Guidelines & Recommendations:
Routine assessment should be conducted and continued throughout therapy. Key points in assessment that should be included are:
- History, related comorbid conditions, alcohol use, symptoms, pain assessment, time course, and treatment delays or discontinuation from CIPN
- Physical examination
- Patient interview questions regarding sensation of numbness or tingling, pain, bothersome sensations, weakness, difficulty walking, falls, and interference with activities of daily living
- Functional skills testing, such as straight-line walking, name writing, buttoning, pegboard tests, and timed pellet retrieval.
Proposed agents for prevention of CIPN identified include:
- Agents with positive findings: vitamin E, calcium, magnesium, glutamine, glutathione, N-acetylcysteine, oxcarbazepine, xaliproden
- Agents with negative findings: amifostine, nimodipine, Org2766, rhuLIF
- Agents being tested in trials: vitamins B12, B6, acetyl-L-carnititne, alpha lipoic acid
Agents used for pain management:
- Those with negative results in CIPN, including gabapentin, amitriptyline, notriptyline
- Other agents commonly used include duloxetine, 5% lidocaine patch, opioids, tramadol
Current literature is inconclusive on the benefits of neurostimulation in treating CIPN. The authors note that evidence is scarce on efficacy of complimentary and alternative medicine (CAM) therapies and the need for appropriately powered and controlled studies in this area. However, acupuncture was identified as a promising adjunct option. The article also provides safety tips and issues for management of functional deficits in PIN, including situations in which to avoid or discontinue physical training, footwear selection, orthosis, and safety aspects of the household environment. Finally, the article addresses how autonomic neuropathy from chemotherapy occurs, but has not been well documented or studied.
- Limitations include a significant lack of evidence regarding effective management and prevention in this area.
- The review did not describe a search strategy or process to determine the quality of evidence used.
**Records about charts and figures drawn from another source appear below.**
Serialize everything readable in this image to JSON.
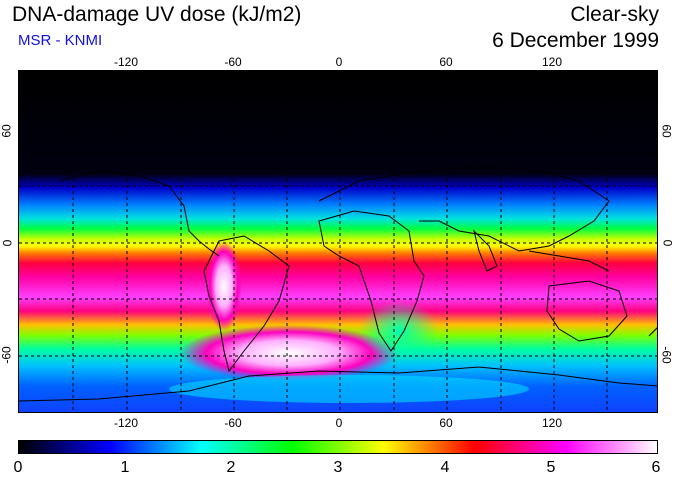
{
  "header": {
    "title": "DNA-damage UV dose (kJ/m2)",
    "subtitle": "MSR - KNMI",
    "condition": "Clear-sky",
    "date": "6 December 1999"
  },
  "map": {
    "lon_ticks": [
      "-120",
      "-60",
      "0",
      "60",
      "120"
    ],
    "lat_ticks_left": [
      "60",
      "0",
      "-60"
    ],
    "lat_ticks_right": [
      "60",
      "0",
      "-60"
    ],
    "grid": "dashed 30-degree graticule"
  },
  "colorbar": {
    "labels": [
      "0",
      "1",
      "2",
      "3",
      "4",
      "5",
      "6"
    ],
    "min": 0,
    "max": 6,
    "colors": [
      "#000000",
      "#0000ff",
      "#00ffff",
      "#00ff00",
      "#ffff00",
      "#ff0000",
      "#ff00ff",
      "#ffffff"
    ]
  },
  "colors": {
    "subtitle": "#1010e0"
  }
}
The article provides a comprehensive review of current knowledge about CIPN and common approaches toward assessment, prevention, and management. The authors do not make specific recommendations for treatment, research to validate evaluation tools, and exploration of combinations and scheduling of pain medications. In addition, testing of the safety and effectiveness of therapeutic interventions and dietary supplements are needed.